Dieter Müller, FED

Dieter Müller vom FED eröffnete die 32. Konferenz in Ulm. (Bild: FED)

Die heimische Leiterplatten- und Baugruppenindustrie steht nach wie vor unter großem internationalen Kosten- und Wettbewerbsdruck. Durch lösungsorientiertes Vorgehen, Kreativität und Flexibilität, geschlossene Prozessketten und klare Geschäftsstrategien können sich kleine und mittelständische Unternehmen in dieser Ära des Wandels erfolgreich am Markt behaupten und neue Chancen nutzen.

Schlüsselthemen für den Erfolg sind zuverlässige Elektronikdesigns, flexible Fertigungsprozesse, umweltschonendere Produktionsmethoden und Materialien sowie hochqualifizierte Fachkräfte. Digitalisierung, Industrie-4.0-Konzepte und KI-Lösungen sind die entscheidenden Werkzeuge, um die Prozesse flexibler, effizienter und widerstandsfähiger zu gestalten sind. Wie dies in der Praxis gelingt, zeigte sich wieder einmal vom 18.-19. September 2024 auf der FED-Konferenz.

FED Konferenz 2024
Großen Anklang fand die diesjährige FED-Konferenz, sodass sich die Veranstalter erneut über zahrlreiche Teilnehmer freuen konnten. (Bild: FED)

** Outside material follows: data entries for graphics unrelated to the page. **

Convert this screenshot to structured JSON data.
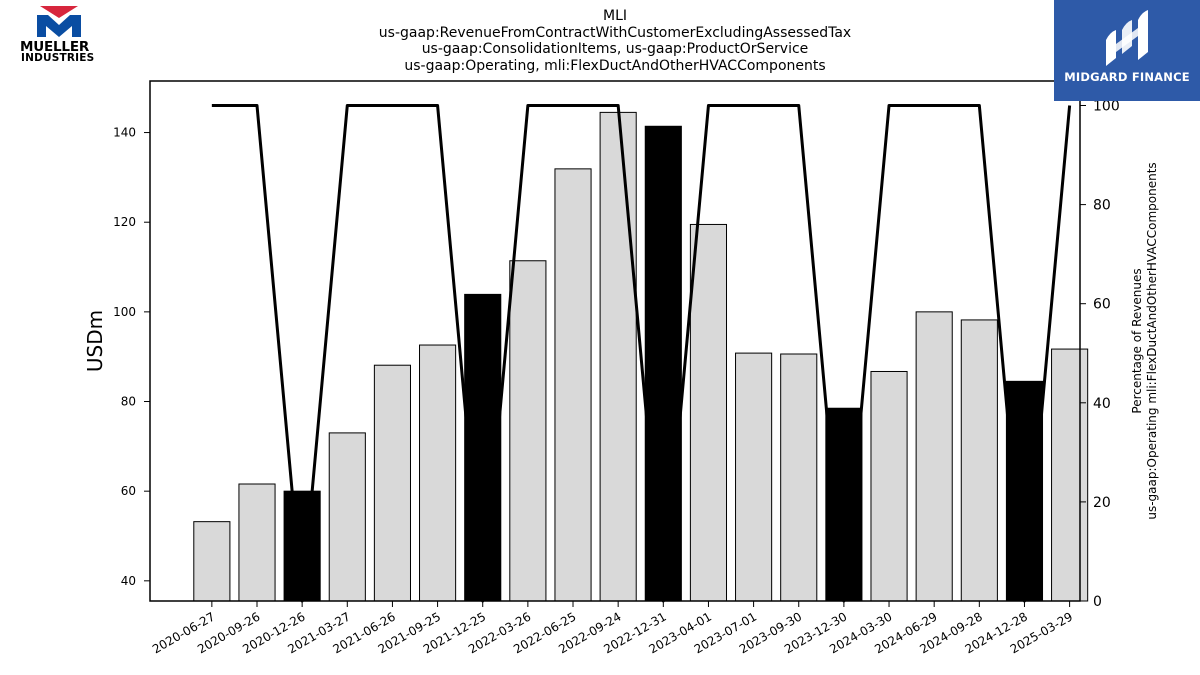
{
  "logos": {
    "left_line1": "MUELLER",
    "left_line2": "INDUSTRIES",
    "right_text": "MIDGARD FINANCE"
  },
  "colors": {
    "highlight_bar": "#000000",
    "normal_bar": "#d9d9d9",
    "line": "#000000",
    "midgard_blue": "#2e5aa8",
    "mueller_red": "#d7263d",
    "mueller_blue": "#0a4da2"
  },
  "chart_data": {
    "type": "bar",
    "title_lines": [
      "MLI",
      "us-gaap:RevenueFromContractWithCustomerExcludingAssessedTax",
      "us-gaap:ConsolidationItems, us-gaap:ProductOrService",
      "us-gaap:Operating, mli:FlexDuctAndOtherHVACComponents"
    ],
    "ylabel": "USDm",
    "y2label_lines": [
      "Percentage of Revenues",
      "us-gaap:Operating mli:FlexDuctAndOtherHVACComponents"
    ],
    "ylim": [
      35.5,
      151.5
    ],
    "y2lim": [
      0,
      100
    ],
    "yticks": [
      40,
      60,
      80,
      100,
      120,
      140
    ],
    "y2ticks": [
      0,
      20,
      40,
      60,
      80,
      100
    ],
    "categories": [
      "2020-06-27",
      "2020-09-26",
      "2020-12-26",
      "2021-03-27",
      "2021-06-26",
      "2021-09-25",
      "2021-12-25",
      "2022-03-26",
      "2022-06-25",
      "2022-09-24",
      "2022-12-31",
      "2023-04-01",
      "2023-07-01",
      "2023-09-30",
      "2023-12-30",
      "2024-03-30",
      "2024-06-29",
      "2024-09-28",
      "2024-12-28",
      "2025-03-29"
    ],
    "series": [
      {
        "type": "bar",
        "values": [
          53.2,
          61.6,
          60.0,
          73.0,
          88.1,
          92.6,
          103.9,
          111.4,
          131.9,
          144.5,
          141.4,
          119.5,
          90.8,
          90.6,
          78.5,
          86.7,
          100.0,
          98.2,
          84.5,
          91.7
        ],
        "highlight": [
          false,
          false,
          true,
          false,
          false,
          false,
          true,
          false,
          false,
          false,
          true,
          false,
          false,
          false,
          true,
          false,
          false,
          false,
          true,
          false
        ]
      },
      {
        "type": "line",
        "axis": "right",
        "values": [
          100,
          100,
          0,
          100,
          100,
          100,
          0,
          100,
          100,
          100,
          0,
          100,
          100,
          100,
          0,
          100,
          100,
          100,
          0,
          100
        ]
      }
    ],
    "grid": false,
    "legend": "none"
  }
}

Das sind die Gewinner im PCB Design Award

Bereits zum 7. Mal hat der FED alle Leiterplattendesigner in der DACH-Region aufgerufen, eine besonders herausfordernde Arbeit aus ihrem Alltag einzureichen. Der Preis wird vergeben, um innovative und besonders anspruchsvolle Designs zu honorieren, die neue Standards setzen. Typischerweise bewertet die Jury dabei Aspekte wie Designqualität, Funktionalität, Effizienz und die Fähigkeit, komplexe technische Anforderungen zu erfüllen. Besonders im Fokus stehen dabei auch Kriterien wie Miniaturisierung, Signalintegrität und thermisches Management.

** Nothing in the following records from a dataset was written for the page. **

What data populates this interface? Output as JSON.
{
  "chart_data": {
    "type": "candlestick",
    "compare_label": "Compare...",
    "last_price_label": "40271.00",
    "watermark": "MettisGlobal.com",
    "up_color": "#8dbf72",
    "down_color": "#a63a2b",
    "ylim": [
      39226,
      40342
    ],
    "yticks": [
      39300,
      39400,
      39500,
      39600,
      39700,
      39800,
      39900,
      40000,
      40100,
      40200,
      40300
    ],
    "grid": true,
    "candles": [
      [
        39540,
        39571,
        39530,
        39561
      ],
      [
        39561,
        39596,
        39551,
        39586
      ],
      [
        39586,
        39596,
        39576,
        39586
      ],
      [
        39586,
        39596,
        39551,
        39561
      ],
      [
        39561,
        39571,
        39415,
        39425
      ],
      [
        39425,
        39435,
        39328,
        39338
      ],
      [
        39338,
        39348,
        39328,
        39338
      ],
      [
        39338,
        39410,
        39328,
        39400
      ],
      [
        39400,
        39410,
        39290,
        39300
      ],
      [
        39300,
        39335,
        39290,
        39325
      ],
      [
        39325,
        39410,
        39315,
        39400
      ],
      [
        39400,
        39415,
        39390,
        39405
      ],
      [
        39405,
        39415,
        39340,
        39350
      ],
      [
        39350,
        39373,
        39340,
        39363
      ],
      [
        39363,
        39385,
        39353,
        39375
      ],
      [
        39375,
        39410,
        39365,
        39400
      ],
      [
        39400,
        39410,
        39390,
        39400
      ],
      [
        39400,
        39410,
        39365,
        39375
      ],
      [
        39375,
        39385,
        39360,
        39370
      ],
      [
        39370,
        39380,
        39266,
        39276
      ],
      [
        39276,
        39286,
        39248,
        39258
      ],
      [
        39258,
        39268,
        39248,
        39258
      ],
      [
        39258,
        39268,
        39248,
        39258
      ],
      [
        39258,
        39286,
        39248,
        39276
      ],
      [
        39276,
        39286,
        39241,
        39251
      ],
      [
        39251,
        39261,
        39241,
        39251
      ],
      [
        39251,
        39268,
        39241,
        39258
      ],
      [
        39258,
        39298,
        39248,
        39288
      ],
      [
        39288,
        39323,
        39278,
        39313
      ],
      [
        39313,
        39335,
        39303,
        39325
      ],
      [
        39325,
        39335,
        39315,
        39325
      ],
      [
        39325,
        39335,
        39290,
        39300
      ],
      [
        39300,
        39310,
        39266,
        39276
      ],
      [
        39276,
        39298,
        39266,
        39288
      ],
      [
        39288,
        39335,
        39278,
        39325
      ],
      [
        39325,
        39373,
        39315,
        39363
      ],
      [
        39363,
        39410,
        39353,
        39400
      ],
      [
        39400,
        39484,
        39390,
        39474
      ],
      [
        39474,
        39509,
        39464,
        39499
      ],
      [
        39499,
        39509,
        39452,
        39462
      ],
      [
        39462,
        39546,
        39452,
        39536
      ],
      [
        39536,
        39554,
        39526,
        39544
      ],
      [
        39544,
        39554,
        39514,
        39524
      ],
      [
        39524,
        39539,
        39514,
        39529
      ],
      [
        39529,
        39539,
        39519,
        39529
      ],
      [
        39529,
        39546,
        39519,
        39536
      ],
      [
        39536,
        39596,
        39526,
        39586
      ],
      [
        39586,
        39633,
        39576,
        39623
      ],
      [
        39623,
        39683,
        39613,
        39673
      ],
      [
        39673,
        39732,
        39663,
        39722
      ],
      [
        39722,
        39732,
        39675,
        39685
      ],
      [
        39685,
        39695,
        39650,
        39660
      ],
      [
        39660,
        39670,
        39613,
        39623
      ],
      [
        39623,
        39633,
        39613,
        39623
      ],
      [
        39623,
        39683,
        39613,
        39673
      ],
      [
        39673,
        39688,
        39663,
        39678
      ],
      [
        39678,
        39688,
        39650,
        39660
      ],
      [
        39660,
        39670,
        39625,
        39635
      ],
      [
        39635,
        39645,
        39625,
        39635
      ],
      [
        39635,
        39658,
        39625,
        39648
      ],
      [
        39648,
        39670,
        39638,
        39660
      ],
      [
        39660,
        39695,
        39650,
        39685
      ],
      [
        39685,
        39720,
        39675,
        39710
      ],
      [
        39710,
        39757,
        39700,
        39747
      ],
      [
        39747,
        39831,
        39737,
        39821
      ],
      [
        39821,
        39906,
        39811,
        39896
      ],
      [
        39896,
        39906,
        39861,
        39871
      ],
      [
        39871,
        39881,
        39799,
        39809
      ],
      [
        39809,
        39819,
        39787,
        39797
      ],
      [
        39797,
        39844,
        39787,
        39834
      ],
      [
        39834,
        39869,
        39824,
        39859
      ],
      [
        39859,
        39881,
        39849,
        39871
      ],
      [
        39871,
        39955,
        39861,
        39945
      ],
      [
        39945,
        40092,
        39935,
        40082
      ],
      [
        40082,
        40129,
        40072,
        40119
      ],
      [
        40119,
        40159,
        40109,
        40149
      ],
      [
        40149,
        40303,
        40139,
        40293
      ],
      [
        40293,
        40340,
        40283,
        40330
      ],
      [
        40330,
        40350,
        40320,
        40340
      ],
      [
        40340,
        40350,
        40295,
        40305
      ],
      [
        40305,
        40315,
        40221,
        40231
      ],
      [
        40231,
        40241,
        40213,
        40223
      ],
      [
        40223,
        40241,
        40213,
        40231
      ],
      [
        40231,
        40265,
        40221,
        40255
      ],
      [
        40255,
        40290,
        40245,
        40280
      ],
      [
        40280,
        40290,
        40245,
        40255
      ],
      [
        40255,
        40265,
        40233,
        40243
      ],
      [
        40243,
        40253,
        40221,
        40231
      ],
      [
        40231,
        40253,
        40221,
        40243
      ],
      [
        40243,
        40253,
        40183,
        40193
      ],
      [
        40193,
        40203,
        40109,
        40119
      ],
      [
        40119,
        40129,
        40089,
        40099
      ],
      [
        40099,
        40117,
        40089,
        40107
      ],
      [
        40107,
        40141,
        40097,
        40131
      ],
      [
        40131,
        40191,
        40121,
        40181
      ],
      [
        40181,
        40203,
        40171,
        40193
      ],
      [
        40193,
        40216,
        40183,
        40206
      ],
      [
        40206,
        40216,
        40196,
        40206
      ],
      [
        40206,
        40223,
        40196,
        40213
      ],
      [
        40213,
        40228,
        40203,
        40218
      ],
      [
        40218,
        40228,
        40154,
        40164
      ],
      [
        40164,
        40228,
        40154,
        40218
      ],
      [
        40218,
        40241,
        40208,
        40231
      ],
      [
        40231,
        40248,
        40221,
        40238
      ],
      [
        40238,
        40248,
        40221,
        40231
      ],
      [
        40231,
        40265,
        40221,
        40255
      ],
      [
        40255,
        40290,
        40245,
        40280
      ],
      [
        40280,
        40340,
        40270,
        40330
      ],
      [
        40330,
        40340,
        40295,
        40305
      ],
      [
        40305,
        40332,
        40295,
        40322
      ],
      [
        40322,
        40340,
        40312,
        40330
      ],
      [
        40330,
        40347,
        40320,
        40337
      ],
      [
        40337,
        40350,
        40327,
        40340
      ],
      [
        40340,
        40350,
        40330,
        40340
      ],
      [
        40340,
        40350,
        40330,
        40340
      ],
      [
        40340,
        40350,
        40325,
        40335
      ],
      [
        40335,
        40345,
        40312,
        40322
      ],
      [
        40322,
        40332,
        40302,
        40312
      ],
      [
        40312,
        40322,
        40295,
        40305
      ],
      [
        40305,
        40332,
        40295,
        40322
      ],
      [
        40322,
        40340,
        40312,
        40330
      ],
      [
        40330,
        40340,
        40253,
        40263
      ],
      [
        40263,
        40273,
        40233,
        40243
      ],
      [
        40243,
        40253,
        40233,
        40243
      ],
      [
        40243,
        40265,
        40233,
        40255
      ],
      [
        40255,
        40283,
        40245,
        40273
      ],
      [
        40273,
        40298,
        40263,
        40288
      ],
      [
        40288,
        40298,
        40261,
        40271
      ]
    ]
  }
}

Den ersten Platz in der Kategorie 3-D/Bauraum belegte Udo Cochet unter Mitwirkung von Bernard Steinkamp von der Rosen Technologie & Research Center GmbH. Seine Einreichung ist ein Modul zur Erfassung und Abspeicherung von Sensordaten in einem Pipeline-Inspektionssystem, bestehend aus vier gestapelten Baugruppen. Die eingereichte Baugruppe mit 18 Versorgungsspannungen plus ein Massekonzept, dazu ein Ball-Grid-Array mit 0,5/0,65mm Pitch und 361Balls ist das Herz des gesamten Moduls, das in einem Bauraum von knapp 51 x 42 x 35 mm untergebracht ist. Diese Kompaktheit wurde durch einen 12-lagigen Multilayeraufbau mit definierten Referenzlagen erreicht. Ein spezielles Aluminiumprofil leitet die eigene Wärme an die Umgebung ab und dient ebenfalls der Abschirmung.

FED-Award 2024
Die neuen Awards sind nicht nur schwer, sondern auch schön anzusehen. (Bild: FED)

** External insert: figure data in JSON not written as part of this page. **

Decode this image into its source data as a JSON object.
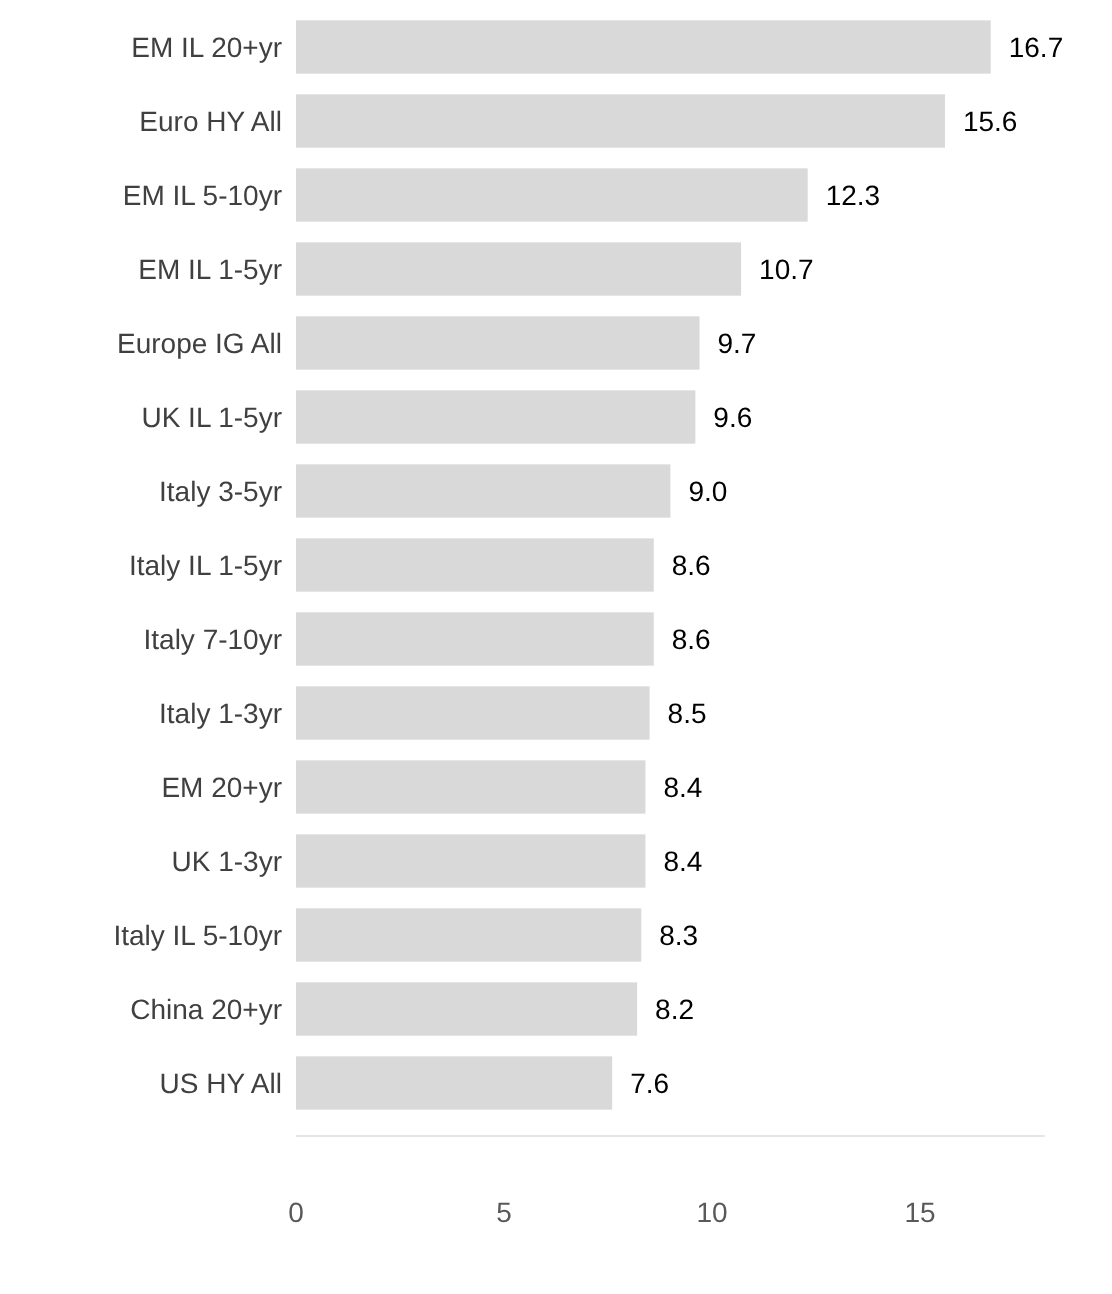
{
  "chart_data": {
    "type": "bar",
    "orientation": "horizontal",
    "categories": [
      "EM IL 20+yr",
      "Euro HY All",
      "EM IL 5-10yr",
      "EM IL 1-5yr",
      "Europe IG All",
      "UK IL 1-5yr",
      "Italy 3-5yr",
      "Italy IL 1-5yr",
      "Italy 7-10yr",
      "Italy 1-3yr",
      "EM 20+yr",
      "UK 1-3yr",
      "Italy IL 5-10yr",
      "China 20+yr",
      "US HY All"
    ],
    "values": [
      16.7,
      15.6,
      12.3,
      10.7,
      9.7,
      9.6,
      9.0,
      8.6,
      8.6,
      8.5,
      8.4,
      8.4,
      8.3,
      8.2,
      7.6
    ],
    "value_labels": [
      "16.7",
      "15.6",
      "12.3",
      "10.7",
      "9.7",
      "9.6",
      "9.0",
      "8.6",
      "8.6",
      "8.5",
      "8.4",
      "8.4",
      "8.3",
      "8.2",
      "7.6"
    ],
    "color": "#d9d9d9",
    "xlim": [
      0,
      18
    ],
    "xticks": [
      0,
      5,
      10,
      15
    ],
    "grid": false
  }
}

In der Kategorie High-Power ging es um die Herausforderung von sehr hohen Spannungen, Strömen oder Verlustleistungen außerhalb der üblichen Standards und deren Lösungen. Alois Spieß unter Mitwirkung von Heinz Hornung, beide TQ Systems GmbH, freuten sich über ihre Auszeichnung für eine Ansteuerschaltung für einen 3-Phasen Motor. Auf wenig Platz (so groß wie eine 2 Euro Münze) musste eine hohe Leistungsdichte umgesetzt werden: 1000 W aus 48 V! Die bis zu 50 A Gleichstrom wurden auf «nur» 6-Lagen mit 35 µm Kupferfolie realisiert. Um die Verlustleistung zu reduzieren, wurden Bauteile mit der neuen Gallium-Nitrid (GaN) Technologie eingesetzt, welche einen Wirkungsgrad von über 99 % haben. Dadurch konnte im Leistungsteil auf eine Kühlanbindung verzichtet werden.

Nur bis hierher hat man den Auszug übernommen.